Their strategic role was to defend the Soviet ballistic missile submarine bastions against incursions by Western attack submarines, forming the flagships of an ASW task force.

== Construction and service ==
Leningrad was laid down at the Black Sea Shipyard in Nikolayev with yard number 702 on 15 January 1965, launched on 31 July 1966, added to the list of ships of the Soviet Navy on 24 January 1967, and entered service on 2 June 1969. She became part of the Black Sea Fleet on 9 July of that year. Between 1 and 31 May 1970, 1 December 1971 and 30 June 1972, and 15 June and 6 December 1974 she cruised in the Mediterranean Sea to support Egyptian forces. Between 4 August and 14 October 1974 she was the flagship for the detachment of ships in the Suez Canal mine clearance operation. Between August and November 1984 she participated in minesweeping operations in the Red Sea, the Bab-el-Mandeb, and the Gulf of Aden. Between 31 May and 7 June 1990 she participated in short anti-submarine search exercises in the Mediterranean.

Leningrad participated in the rescue operations for the in the North Atlantic between February and March 1972. In honor of the 50th anniversary of the founding of the Soviet Union, the helicopter carrier was awarded an honorary jubilee badge by the Central Committee of the Communist Party of the Soviet Union and the Presidium of the Supreme Soviet. She made visits to Dakar between 19 and 23 November 1974, Split between 14 and 19 October 1976, Algiers between 27 September and 1 October 1981, and Havana between 26 and 30 March 1984. Between 12 May 1977 and 6 October 1978 and from 3 February 1986 to 11 December 1987 she was refitted at Sevmorzavod.

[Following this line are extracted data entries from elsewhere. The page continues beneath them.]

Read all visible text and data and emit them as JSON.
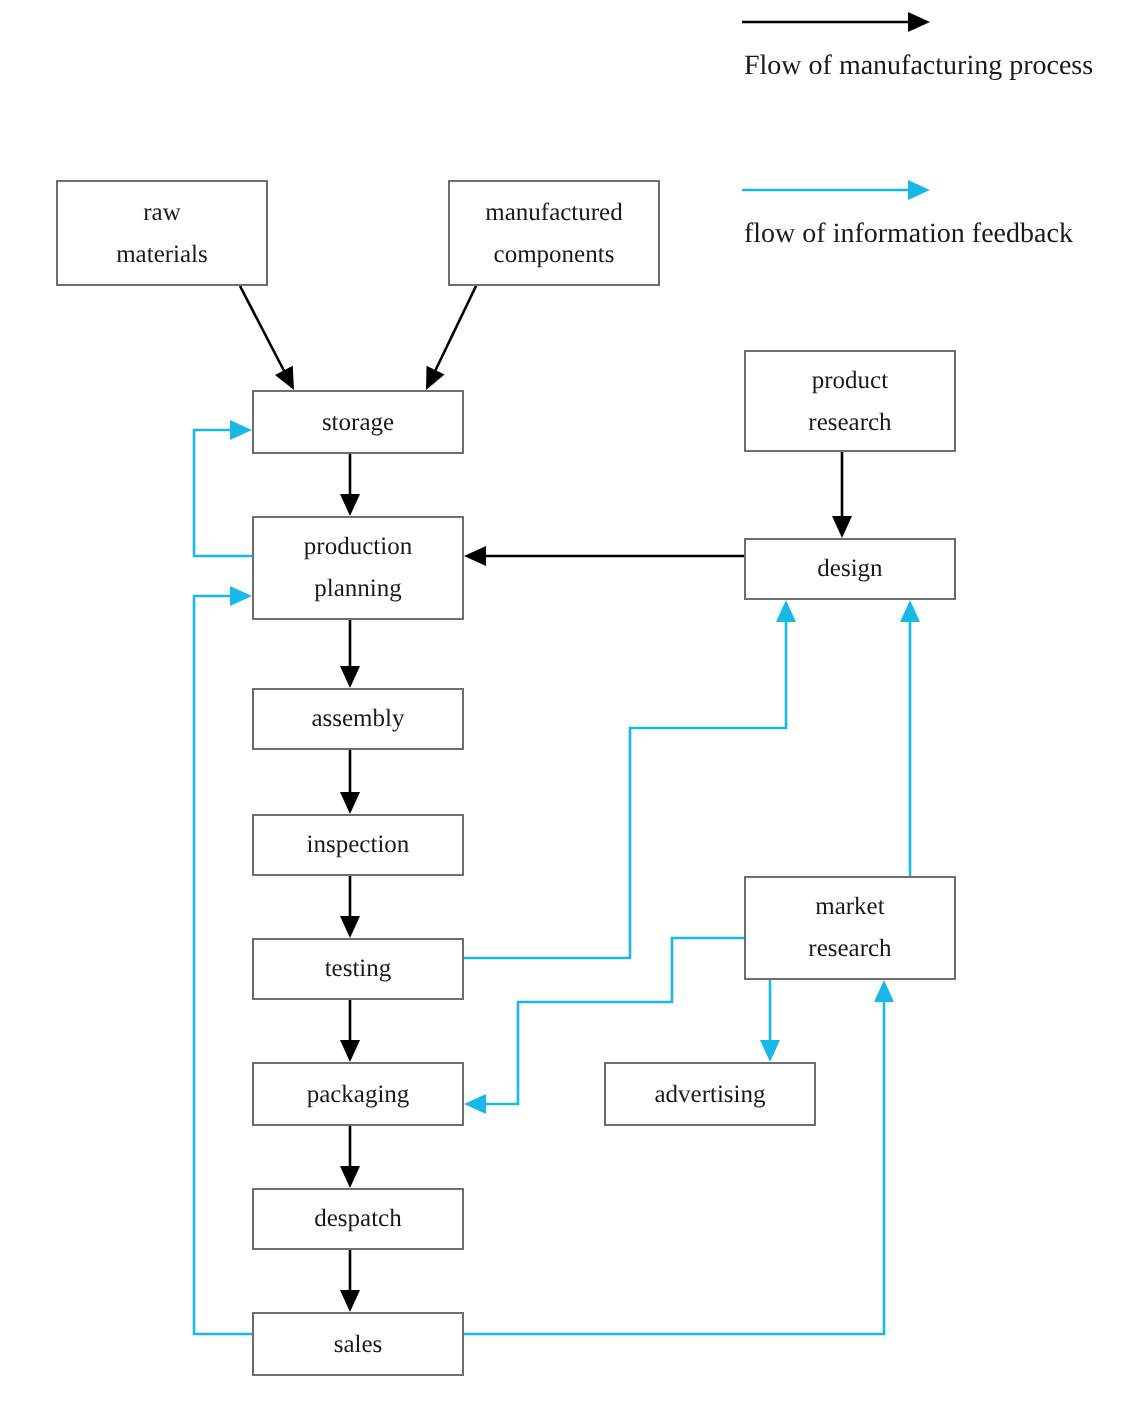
{
  "legend": [
    {
      "kind": "process",
      "label": "Flow of manufacturing process"
    },
    {
      "kind": "information",
      "label": "flow of information feedback"
    }
  ],
  "nodes": [
    {
      "lines": [
        "raw",
        "materials"
      ]
    },
    {
      "lines": [
        "manufactured",
        "components"
      ]
    },
    {
      "lines": [
        "storage"
      ]
    },
    {
      "lines": [
        "production",
        "planning"
      ]
    },
    {
      "lines": [
        "assembly"
      ]
    },
    {
      "lines": [
        "inspection"
      ]
    },
    {
      "lines": [
        "testing"
      ]
    },
    {
      "lines": [
        "packaging"
      ]
    },
    {
      "lines": [
        "despatch"
      ]
    },
    {
      "lines": [
        "sales"
      ]
    },
    {
      "lines": [
        "product",
        "research"
      ]
    },
    {
      "lines": [
        "design"
      ]
    },
    {
      "lines": [
        "market",
        "research"
      ]
    },
    {
      "lines": [
        "advertising"
      ]
    }
  ],
  "flows": [
    {
      "kind": "process"
    },
    {
      "kind": "process"
    },
    {
      "kind": "process"
    },
    {
      "kind": "process"
    },
    {
      "kind": "process"
    },
    {
      "kind": "process"
    },
    {
      "kind": "process"
    },
    {
      "kind": "process"
    },
    {
      "kind": "process"
    },
    {
      "kind": "process"
    },
    {
      "kind": "process"
    },
    {
      "kind": "information"
    },
    {
      "kind": "information"
    },
    {
      "kind": "information"
    },
    {
      "kind": "information"
    },
    {
      "kind": "information"
    },
    {
      "kind": "information"
    },
    {
      "kind": "information"
    }
  ]
}
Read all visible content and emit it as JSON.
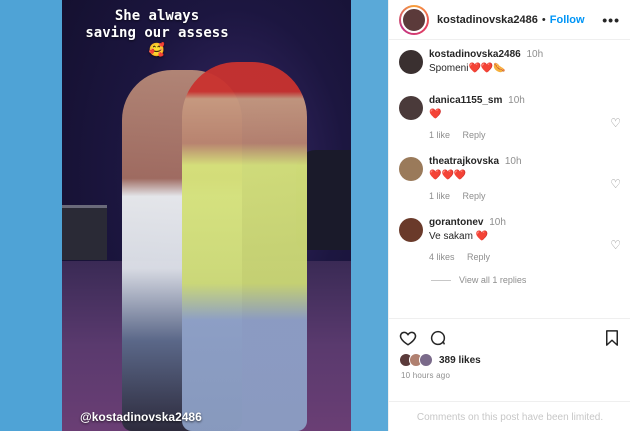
{
  "media": {
    "caption_line1": "She always",
    "caption_line2": "saving our assess",
    "caption_emoji": "🥰",
    "watermark": "@kostadinovska2486"
  },
  "header": {
    "username": "kostadinovska2486",
    "separator": "•",
    "follow_label": "Follow",
    "more_label": "•••"
  },
  "comments": [
    {
      "username": "kostadinovska2486",
      "time": "10h",
      "text": "Spomeni",
      "emojis": "❤️❤️🌭",
      "avatar_color": "#3a3030"
    },
    {
      "username": "danica1155_sm",
      "time": "10h",
      "text": "",
      "emojis": "❤️",
      "likes": "1 like",
      "reply": "Reply",
      "avatar_color": "#4a3a3a"
    },
    {
      "username": "theatrajkovska",
      "time": "10h",
      "text": "",
      "emojis": "❤️❤️❤️",
      "likes": "1 like",
      "reply": "Reply",
      "avatar_color": "#9a7a5a"
    },
    {
      "username": "gorantonev",
      "time": "10h",
      "text": "Ve sakam",
      "emojis": "❤️",
      "likes": "4 likes",
      "reply": "Reply",
      "avatar_color": "#6a3a2a"
    }
  ],
  "view_replies": "View all 1 replies",
  "actions": {
    "likes_count": "389 likes",
    "time_ago": "10 hours ago",
    "comments_limited": "Comments on this post have been limited."
  },
  "colors": {
    "accent": "#0095f6",
    "heart": "#ed1c24",
    "muted": "#8e8e8e"
  }
}
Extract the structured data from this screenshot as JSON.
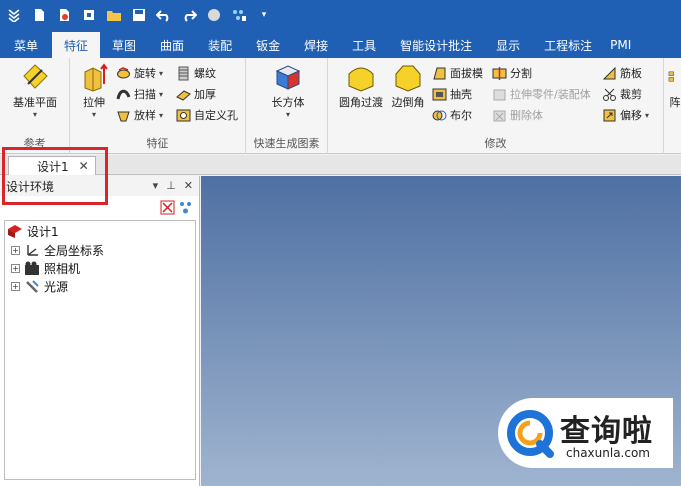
{
  "quick_access": {
    "icons": [
      "menu-icon",
      "new-icon",
      "open-icon",
      "import-icon",
      "folder-icon",
      "save-icon",
      "undo-icon",
      "redo-icon",
      "render-icon",
      "custom-icon",
      "more-icon"
    ]
  },
  "tabs": [
    {
      "label": "菜单"
    },
    {
      "label": "特征"
    },
    {
      "label": "草图"
    },
    {
      "label": "曲面"
    },
    {
      "label": "装配"
    },
    {
      "label": "钣金"
    },
    {
      "label": "焊接"
    },
    {
      "label": "工具"
    },
    {
      "label": "智能设计批注"
    },
    {
      "label": "显示"
    },
    {
      "label": "工程标注"
    },
    {
      "label": "PMI"
    }
  ],
  "ribbon": {
    "reference": {
      "label": "参考",
      "datum_plane": "基准平面"
    },
    "feature": {
      "label": "特征",
      "extrude": "拉伸",
      "revolve": "旋转",
      "sweep": "扫描",
      "loft": "放样",
      "thread": "螺纹",
      "thicken": "加厚",
      "custom_hole": "自定义孔"
    },
    "quick": {
      "label": "快速生成图素",
      "box": "长方体"
    },
    "modify": {
      "label": "修改",
      "fillet": "圆角过渡",
      "chamfer": "边倒角",
      "draft": "面拔模",
      "shell": "抽壳",
      "boolean": "布尔",
      "split": "分割",
      "extrude_to_part": "拉伸零件/装配体",
      "delete_body": "删除体",
      "rib": "筋板",
      "trim": "裁剪",
      "offset": "偏移"
    },
    "partial_tab": "阵"
  },
  "document": {
    "tab_label": "设计1"
  },
  "panel": {
    "title": "设计环境",
    "tree": [
      {
        "label": "设计1"
      },
      {
        "label": "全局坐标系"
      },
      {
        "label": "照相机"
      },
      {
        "label": "光源"
      }
    ]
  },
  "watermark": {
    "title": "查询啦",
    "url": "chaxunla.com"
  }
}
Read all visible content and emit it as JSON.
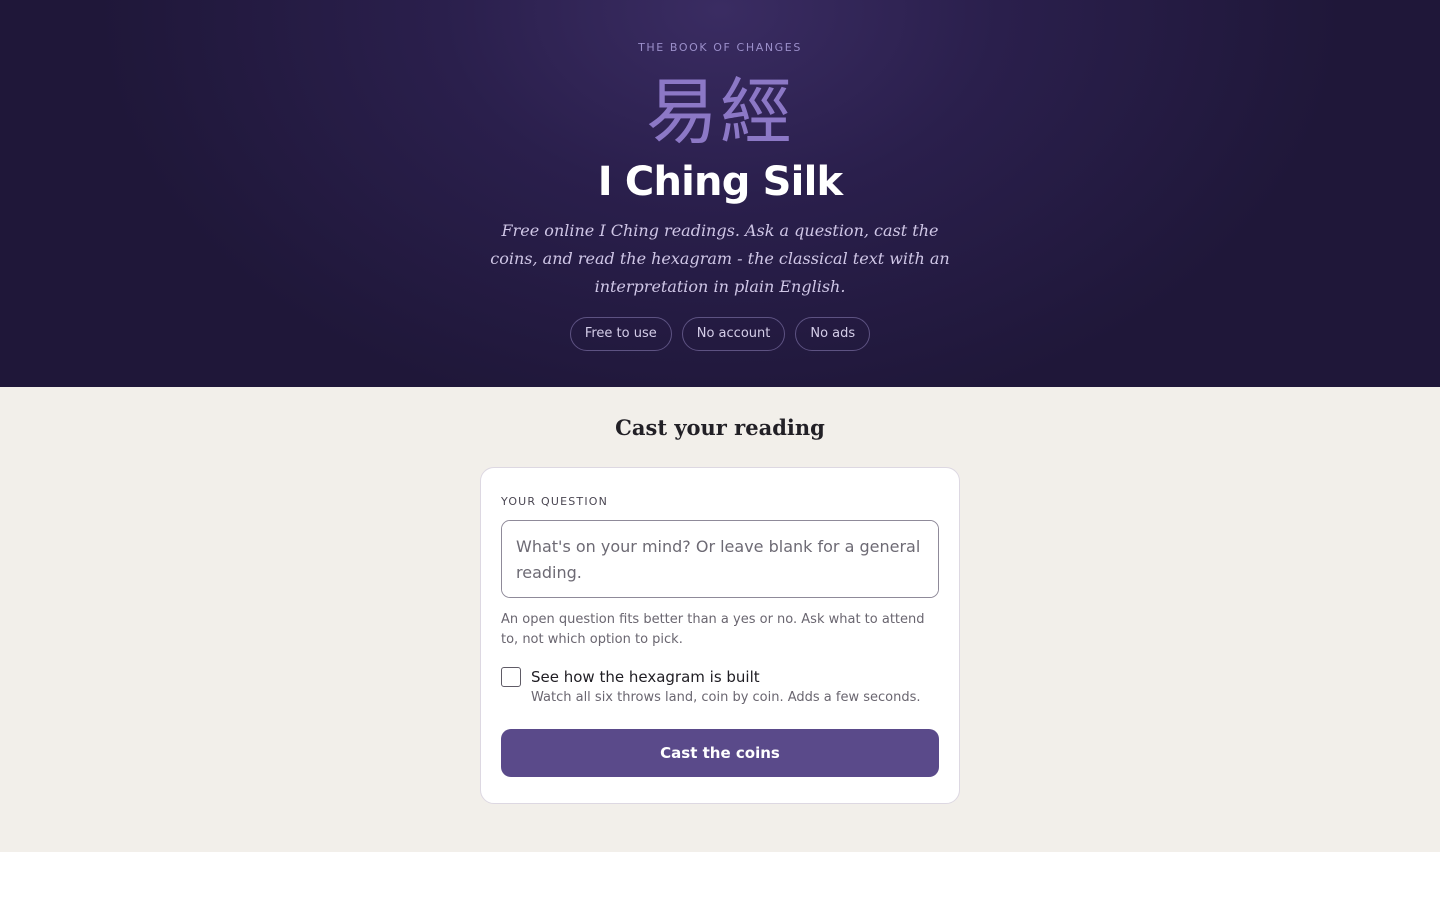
{
  "hero": {
    "eyebrow": "THE BOOK OF CHANGES",
    "hanzi": "易經",
    "title": "I Ching Silk",
    "subtitle": "Free online I Ching readings. Ask a question, cast the coins, and read the hexagram - the classical text with an interpretation in plain English.",
    "pills": [
      {
        "label": "Free to use"
      },
      {
        "label": "No account"
      },
      {
        "label": "No ads"
      }
    ]
  },
  "reading": {
    "section_title": "Cast your reading",
    "question_label": "YOUR QUESTION",
    "question_value": "",
    "question_placeholder": "What's on your mind? Or leave blank for a general reading.",
    "hint": "An open question fits better than a yes or no. Ask what to attend to, not which option to pick.",
    "show_build_label": "See how the hexagram is built",
    "show_build_sub": "Watch all six throws land, coin by coin. Adds a few seconds.",
    "show_build_checked": false,
    "cast_button": "Cast the coins"
  },
  "colors": {
    "hero_bg": "#231a42",
    "accent": "#5a4a8a",
    "page_bg": "#f2efea",
    "hanzi": "#8c78c6"
  }
}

With a hunting group, she was awarded the 1989 prize of the Commander-in-Chief of the Soviet Navy in the anti-aircraft category. On 24 June 1991 the helicopter carrier was removed from the navy after being transferred for disarmament and scrapping. On 5 December the crew was disbanded and on 24 August 1995 she was towed from Sevastopol to India for scrapping.